Im Fall der deutschen Vertretung der Europäischen Kommission war es vor fast zwei Monaten, als sie im Facebook angekommen ist. An diesem Tag hat jemand in ihrem Namen die Porträts der Kommissare hochgeladen und einige Tage später den ersten Eintrag auf ihre Fanpage gepostet.

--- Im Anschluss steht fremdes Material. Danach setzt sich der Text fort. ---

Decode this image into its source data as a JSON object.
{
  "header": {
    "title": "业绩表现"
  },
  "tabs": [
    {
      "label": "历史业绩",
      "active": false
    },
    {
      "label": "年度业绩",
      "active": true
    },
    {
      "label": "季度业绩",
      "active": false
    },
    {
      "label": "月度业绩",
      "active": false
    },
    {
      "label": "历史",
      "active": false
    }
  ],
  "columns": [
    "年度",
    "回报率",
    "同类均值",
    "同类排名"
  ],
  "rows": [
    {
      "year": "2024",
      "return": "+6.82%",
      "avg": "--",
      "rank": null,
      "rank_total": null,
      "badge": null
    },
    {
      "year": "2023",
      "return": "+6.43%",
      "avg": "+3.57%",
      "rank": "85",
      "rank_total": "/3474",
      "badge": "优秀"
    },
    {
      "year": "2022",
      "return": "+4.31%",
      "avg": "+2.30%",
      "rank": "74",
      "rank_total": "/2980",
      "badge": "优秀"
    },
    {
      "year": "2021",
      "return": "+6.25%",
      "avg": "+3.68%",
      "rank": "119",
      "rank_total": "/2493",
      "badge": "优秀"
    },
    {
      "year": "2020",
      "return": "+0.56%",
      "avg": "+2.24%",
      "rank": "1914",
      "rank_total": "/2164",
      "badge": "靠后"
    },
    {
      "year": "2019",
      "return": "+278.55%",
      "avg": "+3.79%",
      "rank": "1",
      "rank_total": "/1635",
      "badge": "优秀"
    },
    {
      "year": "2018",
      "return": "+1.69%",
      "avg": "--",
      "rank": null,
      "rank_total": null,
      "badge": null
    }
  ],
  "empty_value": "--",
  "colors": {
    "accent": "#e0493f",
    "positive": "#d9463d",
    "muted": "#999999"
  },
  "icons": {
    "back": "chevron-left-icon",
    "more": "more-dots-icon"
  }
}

Seither beglückt sie ihre fast 600 “Fans” mit täglichen Nachrichten aus der Europäischen Union und ihrer täglichen Arbeit. Das macht sie richtig gut, finde ich. Die verantwortliche Person hat scheinbar genügend Vertrauen bekommen, auch mit den Nutzern in jenen gewünschten Dialog zu treten. Die Vertretung liest die Kommentare und geht auf sie ein. So stelle ich mir das vor. In einem Fall berichtet sie beispielsweise von einem honorierten Beitrag in einer Schülerzeitung, der nicht online zur Verfügung stand. Auf meine Nachfrage hin, haben sie den Artikel organisiert, online gestellt und uns “Fans” darüber informiert. Weiter so. Es klingt vielleicht wie eine kleine, völlig selbstverständliche Aktion. In dem Kontext der Kommunikation zwischen Behörden und Bürgern ist es erfahrungsgemäß aber alles andere als das. In anderen Fällen gaben sie auf Nachfrage weitere Auskünfte zu ihren Status Updates, wie zum großen Thema SWIFT.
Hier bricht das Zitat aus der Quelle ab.